When I first encountered Rose in 2006, she was a sad little waif on the side of the road.
When I get to her village, Rose is nowhere to be found. Knowing that many children in Uganda succumb to malaria or malnutrition before they reach the age of five, I worry that she is OK.
I show Rose’s picture to a woman who is sitting under a tree as she weaves a basket from coarse grass. She shakes her head then points vaguely across the road but I can tell from the look in her eyes and absence of a smile that I won’t find Rose there.

Rose in 2007. I knew she remembered me from the year before.
A man sitting in a doorway looks at the photo and tells me that this little girl is not here any more. Both her parents died within the past few months, her mother on Christmas Day. She has gone to live with grandparents in another village – the stereotypical African orphan story. He says he will try to pass the picture on to them.
Disappointed, but glad to know that Rose is alive, I start to head back to the research station. Soon I am joined by four young kids who have been following me around the village. The youngest, about four years old is dressed in a one-piece red pajama outfit, the dome fasteners up the legs and around the crotch all undone.
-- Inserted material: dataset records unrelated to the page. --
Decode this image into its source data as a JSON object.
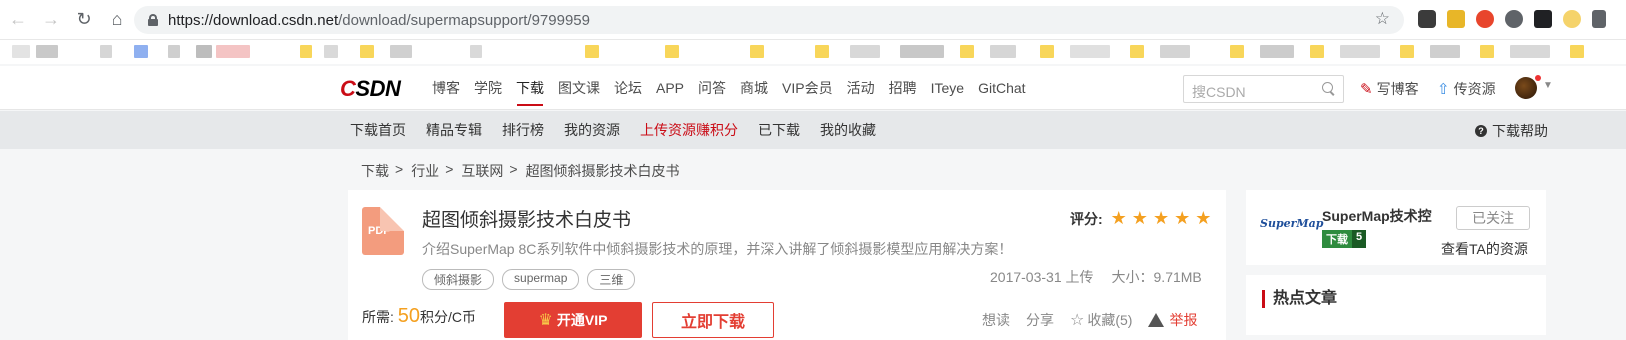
{
  "browser": {
    "url_host": "https://download.csdn.net",
    "url_path": "/download/supermapsupport/9799959"
  },
  "site": {
    "logo_c": "C",
    "logo_rest": "SDN",
    "nav": [
      "博客",
      "学院",
      "下载",
      "图文课",
      "论坛",
      "APP",
      "问答",
      "商城",
      "VIP会员",
      "活动",
      "招聘",
      "ITeye",
      "GitChat"
    ],
    "active_nav": "下载",
    "search_placeholder": "搜CSDN",
    "write_blog": "写博客",
    "upload": "传资源"
  },
  "sub_nav": {
    "items": [
      "下载首页",
      "精品专辑",
      "排行榜",
      "我的资源",
      "上传资源赚积分",
      "已下载",
      "我的收藏"
    ],
    "help": "下载帮助"
  },
  "breadcrumb": [
    "下载",
    "行业",
    "互联网",
    "超图倾斜摄影技术白皮书"
  ],
  "resource": {
    "file_type": "PDF",
    "title": "超图倾斜摄影技术白皮书",
    "rating_label": "评分:",
    "rating_stars": 5,
    "description": "介绍SuperMap 8C系列软件中倾斜摄影技术的原理，并深入讲解了倾斜摄影模型应用解决方案！",
    "tags": [
      "倾斜摄影",
      "supermap",
      "三维"
    ],
    "upload_info": "2017-03-31 上传",
    "size": "大小：9.71MB",
    "cost_prefix": "所需:",
    "cost_value": "50",
    "cost_suffix": "积分/C币",
    "vip_button": "开通VIP",
    "download_button": "立即下载",
    "actions": {
      "want": "想读",
      "share": "分享",
      "favorite": "收藏(5)",
      "report": "举报"
    }
  },
  "author_card": {
    "logo_text": "SuperMap",
    "name": "SuperMap技术控",
    "level_label": "下载",
    "level_num": "5",
    "follow_button": "已关注",
    "view_resources": "查看TA的资源"
  },
  "hot": {
    "title": "热点文章"
  },
  "colors": {
    "brand_red": "#ca0c16",
    "star": "#f4a020",
    "pdf": "#f39c7e"
  }
}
She grabs my hand as we walk.
I think of how trusting and open these kids are with me, a white foreigner from the other side of the world.. In North America, we have scared our children so much with warnings about strangers that they have become fearful and suspicious. There must be a happy medium.
As we walk, the kids want me to go up a side road. I don’t understand their Rutoro language nor do they understand my English, but it is clear that they want me to follow them, perhaps to their home. So, also in a very non-North American way, I let these kids drag me half a kilometre up a narrow roadway lined with tall grass and banana trees.
We come to a driveway that leads to a small house. Outside a mother is sitting with a baby on her lap. Beans boil on an open fire in a mud kitchen hut. Three other kids are playing in the yard.
One of them is Rose.

Rose in 2009. A happier chid living with grandparents and brothers after both parents had died, likely of AIDS.
She looked happy and healthier than when I saw her the year before. Shyly she came to greet me. She remembered me for sure and once again, I checked out the scar on her leg that reminded us both of our first meeting when I treated an open sore there. We were all smiles and I take a few more photos with promises to send them back or maybe bring them myself one day.
After a brief visit, I headed out, feeling relieved that Rose was still there – still alive – struggling, no doubt, to get day to day but looking like she will survive. Rose will never know and would never understand the influence her being has had on motivating me to help in Africa where I can. I have trouble, sometimes, really understanding it myself.
I will travel to Kibale Forest again this September. Will our paths cross again in this little town near the Ugandan jungle? Stay tuned.

Rose in 2010. Look at those eyes. She will be a teenager now. Will I find her again? I am on a mission.